Heboh Perkawinan Anak di Tapin, Pemerintah Minta Tunda Kehamilan

Secara psikologis usia anak belum matang berkeluarga

Jakarta, IDN Times - Perkawinan usia anak kembali terjadi. Informasi yang beredar melalui foto dan video di media sosial sempat memancing banyak respons masyarakat. Mempelai pria berinisial A yang diketahui baru berusia 13 tahun dan mempelai perempuan berinisial I berusia 14 tahun, melangsungkan perkawinan secara siri atau tidak melalui Kantor Urusan Agama (KUA) setempat.

Menteri Pemberdayaan Perempuan dan Perlindungan Anak (PPPA) Yohana Yembise menyayangkan perkawinan anak yang terjadi di Desa Tungkap, Kecamatan Binuang, Kabupaten Tapin, Kalimantan Selatan.

“Kita tidak boleh mentolerir dan harus menolak perkawinan usia anak, karena bukan merupakan kepentingan terbaik bagi anak," ujar Yohana dalam keterangan tertulis, Minggu (15/7). 
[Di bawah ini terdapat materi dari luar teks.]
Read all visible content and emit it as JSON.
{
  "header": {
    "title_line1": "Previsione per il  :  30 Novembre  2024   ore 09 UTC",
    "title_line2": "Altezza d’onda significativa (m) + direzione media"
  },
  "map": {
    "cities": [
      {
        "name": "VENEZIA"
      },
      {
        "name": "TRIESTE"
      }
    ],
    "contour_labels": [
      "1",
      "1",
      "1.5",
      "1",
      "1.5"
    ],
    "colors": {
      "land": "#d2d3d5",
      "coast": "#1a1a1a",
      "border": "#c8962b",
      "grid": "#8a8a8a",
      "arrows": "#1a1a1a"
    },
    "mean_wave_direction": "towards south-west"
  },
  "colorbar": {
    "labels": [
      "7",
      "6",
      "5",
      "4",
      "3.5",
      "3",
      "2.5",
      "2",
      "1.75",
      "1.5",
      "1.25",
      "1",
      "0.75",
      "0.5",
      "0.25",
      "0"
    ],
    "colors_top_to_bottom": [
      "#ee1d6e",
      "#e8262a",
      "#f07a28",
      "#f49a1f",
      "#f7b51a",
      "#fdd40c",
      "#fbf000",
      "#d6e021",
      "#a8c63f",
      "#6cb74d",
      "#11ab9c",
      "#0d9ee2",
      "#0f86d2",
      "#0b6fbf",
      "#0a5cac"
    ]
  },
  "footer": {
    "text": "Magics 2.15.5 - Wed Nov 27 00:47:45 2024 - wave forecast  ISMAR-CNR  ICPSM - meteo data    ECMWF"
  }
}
1. Pasangan muda ini diminta menunda kehamilan

Heboh Perkawinan Anak di Tapin, Pemerintah Minta Tunda KehamilanIDN Times/Sukma Shakti

Pada kasus A dan I yang telanjur melakukan perkawinan, Kementerian Pemberdayaan Perempuan dan Perlindungan Anak (Kementerian PPPA) telah melakukan pendampingan, serta upaya persuasif agar pasangan tersebut menunda kehamilan. Upaya tersebut dilakukan hingga kondisi fisik, terutama alat reproduksi dan kematangan emosional mereka, sudah siap untuk mempunyai anak. Sebab, secara psikologis usia anak belum matang untuk membangun keluarga.

“Pemerintah meminta komitmen para pemimpin daerah serta peran para tokoh masyarakat, agama dan masyarakat pada umumnya, untuk turut mencegah perkawinan anak terjadi,” imbau Yohana.

2. Pemerintah melakukan upaya pendampingan

Heboh Perkawinan Anak di Tapin, Pemerintah Minta Tunda KehamilanIDN Times/Sukma Shakti

Yohana menyebut, kementeriannya akan mengupayakan pendampingan dan pemantauan terhadap pasangan tersebut, guna mencegah kemungkinan kekerasan dalam rumah tangga atau perceraian. Selain itu, memastikan hak-hak anak tetap terpenuhi seperti pendidikan dan kesehatan, serta tidak melakukan perkawinan yang diakui negara, hingga usianya telah siap sesuai dengan undang-undang yang berlaku.

“Masyarakat perlu disadarkan risiko yang akan dihadapi anak, bila mengalami perkawinan anak. Adapun risiko tersebut antara lain melahirkan anak stunting (bertubuh pendek), ketidakstabilan ekonomi, putus sekolah, rentan kekerasan dalam rumah tangga, perceraian, hingga bahaya kematian pada ibu yang melahirkan terlalu muda,” papar dia.

3. Revisi UU Perkawinan terus didorong

Heboh Perkawinan Anak di Tapin, Pemerintah Minta Tunda KehamilanIDN Times/Sukma Shakti

Yohana menambahkan, Kementerian PPPA terus mendorong revisi Undang-Undang No 1 Tahun 1974 tentang Perkawinan, agar menaikkan usia perkawinan minimal 20 tahun untuk anak perempuan dan 22 tahun untuk anak laki-laki.

"Ketentuan batas minimal usia perkawinan harus dinaikkan untuk mencegah perkawinan anak terus terjadi," ujar dia.